None of the Democrats' strongest potential candidates
were stepping up and offering to be sacrifices in what
appeared to be another bad year shaping up. None realized
in 2004 or 2005 that a perfect storm was brewing and
headed for ultimate landfall by November 2006 - and
when it hit - the Democrats were not in position with
a viable statewide ticket to ride the tidal wave that
carried Democrats into control of the U.S. House and
Senate and other offices across the land. Barbara Radnofsky
ran a credible U.S. Senate campaign for someone who
had zero name identification and only a fraction of
the cash that Republican U.S. Senator Kay Bailey Hutchison
had. Chris Bell was out on his own in the governor's
race and way too far behind to have a chance to catch
up to Perry by the time he got his hands on some real
cash.
And Bell and Radnofsky were by far and away the Democrats'
top two statewide candidates in 2006 - with the exception
of State District Judge Bill Moody - who came a lot
closer in a state Supreme Court race than other Democratic
statewide nominees did in bids for other statewide posts.
It would be inaccurate to say that the Democrats' statewide
ticket was a joke because it wasn't funny. It was more
of an embarrassment - not because the people who ran
weren't capable of being good leaders - but because
they had no money, no name recognition, no organized
infrastructure for support, no grassroots enthusiasm
or any of the other ingredients for successful campaigns
beyond worthy intentions and a filing fee.
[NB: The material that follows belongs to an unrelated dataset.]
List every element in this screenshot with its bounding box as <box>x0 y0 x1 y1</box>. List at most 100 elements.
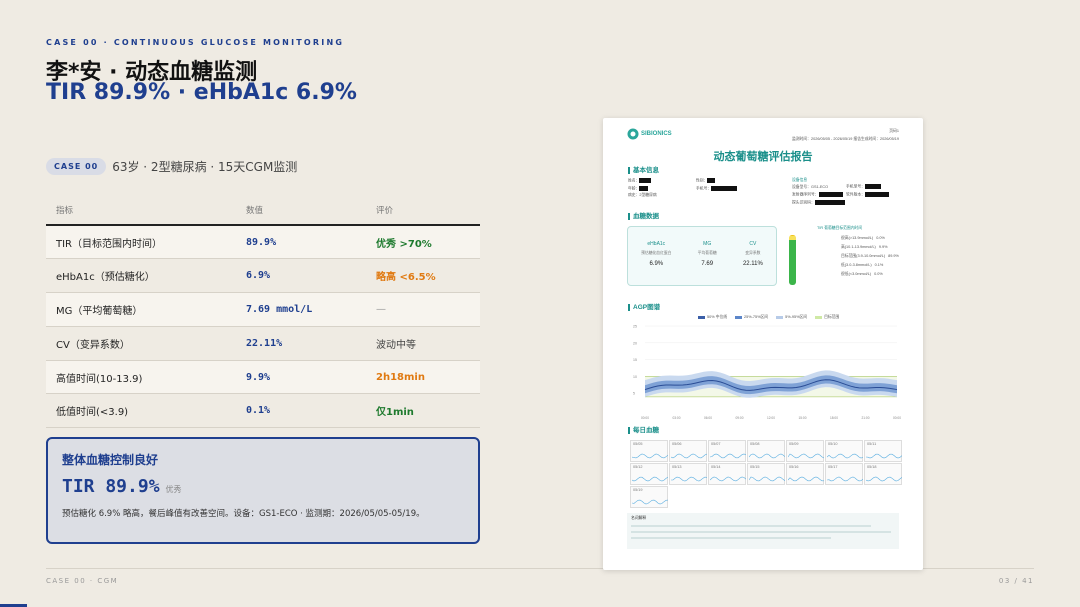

There was no coordinated statewide effort by Democrats
at a time when they could have used it to turn their
fortunes around after a drought that's gone on for a
decade. They didn't think they could compete on a statewide
level with Republicans this year without some good luck
- and they weren't in position to get lucky when the
tidal wave came though. Republicans who beat state candidates
who were unknown and broke are breathing collective
sighs of relief as a result. The GOP won all the statewide
races because it had a real ticket in place for the
election. It has every year in memory - log before its
candidates started winning. Democrats can only wonder
what might have happened if they'd done the same.